The lawyer loads a standard contract, the skill goes through a checklist and gives back annotations. A separate skill prepares correspondence with the counterparty using company templates.

The accountant reconciles invoices, generates standard documents using the client’s details, validates the correctness of accounting entries with one command.

HR reviews resumes against the role profile, prepares an offer based on position and grade, assembles an onboarding plan for a new hire.

The PM runs a product-audit, gathers analytics on a feature, prepares a PRD from a template.

The designer generates illustrations for a post via a style preset, reviews a landing page with a package of notes, assembles a moodboard from a brief.

And here’s what matters: neither the accountant nor the lawyer nor the marketer nor the PM would have written an integrated internal service themselves. They don’t have to: they write SKILL.md by voice or text, and the infrastructure layer (written by the technical team once) does the rest. That’s the point of two-layer architecture.

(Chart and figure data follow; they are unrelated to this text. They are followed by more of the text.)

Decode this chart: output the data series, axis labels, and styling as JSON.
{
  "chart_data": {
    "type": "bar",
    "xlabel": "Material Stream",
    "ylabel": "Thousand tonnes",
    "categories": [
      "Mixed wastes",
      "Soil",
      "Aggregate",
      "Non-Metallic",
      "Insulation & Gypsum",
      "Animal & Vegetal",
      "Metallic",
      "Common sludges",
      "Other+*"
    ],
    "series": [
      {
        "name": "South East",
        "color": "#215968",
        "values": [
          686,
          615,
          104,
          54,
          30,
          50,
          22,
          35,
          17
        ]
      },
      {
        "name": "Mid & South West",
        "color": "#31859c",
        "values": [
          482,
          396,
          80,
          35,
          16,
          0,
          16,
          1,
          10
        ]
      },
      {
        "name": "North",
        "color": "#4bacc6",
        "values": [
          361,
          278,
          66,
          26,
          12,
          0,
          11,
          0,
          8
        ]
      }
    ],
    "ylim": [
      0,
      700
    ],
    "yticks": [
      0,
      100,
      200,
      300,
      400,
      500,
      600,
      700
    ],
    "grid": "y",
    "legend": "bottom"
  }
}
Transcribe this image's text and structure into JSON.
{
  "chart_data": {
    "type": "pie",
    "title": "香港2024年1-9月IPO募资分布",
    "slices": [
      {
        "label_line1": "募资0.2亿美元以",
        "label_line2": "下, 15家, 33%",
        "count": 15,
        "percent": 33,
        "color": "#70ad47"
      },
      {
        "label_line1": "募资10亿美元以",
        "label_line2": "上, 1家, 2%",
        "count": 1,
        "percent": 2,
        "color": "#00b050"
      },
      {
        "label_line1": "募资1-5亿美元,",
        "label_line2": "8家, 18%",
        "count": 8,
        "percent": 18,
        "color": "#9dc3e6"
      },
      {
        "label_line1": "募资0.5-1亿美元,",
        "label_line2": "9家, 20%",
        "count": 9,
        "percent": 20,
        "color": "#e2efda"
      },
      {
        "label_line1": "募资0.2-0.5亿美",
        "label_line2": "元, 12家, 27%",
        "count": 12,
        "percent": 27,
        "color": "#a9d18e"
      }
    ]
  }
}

Alexey says it directly: vibe-coding skills is a non-technical people’s skill, not a programmers’. “If you make programmers do it, you won’t have the resources to scale. Programmers should help and answer questions.” AI-fluency is a two-month question, not a university degree. Experience × expertise in a profession × AI-fluency = a new leadership role.

What to do next week

One routine a week, one new skill. Where to start:

Install Claude Code (or Cursor / OpenCode / Codex CLI: all of them read the same SKILL.md). An hour for onboarding.
Pick one routine that repeats 3+ times a week. Putting together a report, sorting email, formatting documents, link checking, summarizing a meeting. Ostrikov puts it this way: “A candidate for a skill is anything that repeats and doesn’t require real thinking. If you don’t need to think, why spend hands on it?”
Describe the process by voice or text to the agent. 15-20 minutes. Then the prompt: “Create a skill based on this conversation”.
Run the skill 3-5 times, fix the obvious bugs. Ask the coding agent to write tests for every stage: checks on raw data before the LLM (input shape, presence of required fields), checks on output format after the LLM (those are EVALs already). Tests get written not only for code, but also for text and raw data. The goal: catch the error before the tokens get burned.
Install a couple of ready-made skills from skills.sh: token-audit, product-audit, something from anthropics/skills. Not for the sake of using them, but to look at how others structure steps, what they offload to references, how they write a VERIFY stage.
Optionally publish your skill on GitHub and on skills.sh: not for fame, for distribution within the team. With the security audit, it’s safer now.
Cancel one SaaS subscription that your first skill replaces. That’s the clean ROI of the first week.

After that comes the cycle: one routine a week → one new skill. After a quarter you have 12 skills and the subscription stack has shrunk by $100-150/mo. After a year that’s 50 skills, each saving 10-15 minutes a day. Ostrikov on his team gives the headline number: 2-3 hours a day for a manager who vibe-codes actively.

And in parallel a shift is happening for companies: the 10-person teams where 7 people on $200/mo subscriptions vibe-code their own skills on top of shared infrastructure are out-shipping companies of 1,000 people with no internal Skill Store. Simply because the big ones don’t have the infrastructure, and the two-layer architecture doesn’t work without it. Small teams gain an advantage, and it’s not temporary.

Skills as applications 2.0 are a new format of user interface for every profession: a conversation with an agent instead of a click in someone else’s UI. A library of your own 25 skills isn’t “I’m a nerd”, it’s your personal app store, where you yourself decide which functions you actually need.

P.S. and, by the way, you can ask the agent to visualize the data in plain HTML, and see the result in a UI you’re more used to. I’m testing this approach right now with yet another new skill for AI video generation (a replacement for weavy.ai subscriptions); I’ll write it up once I’m done testing.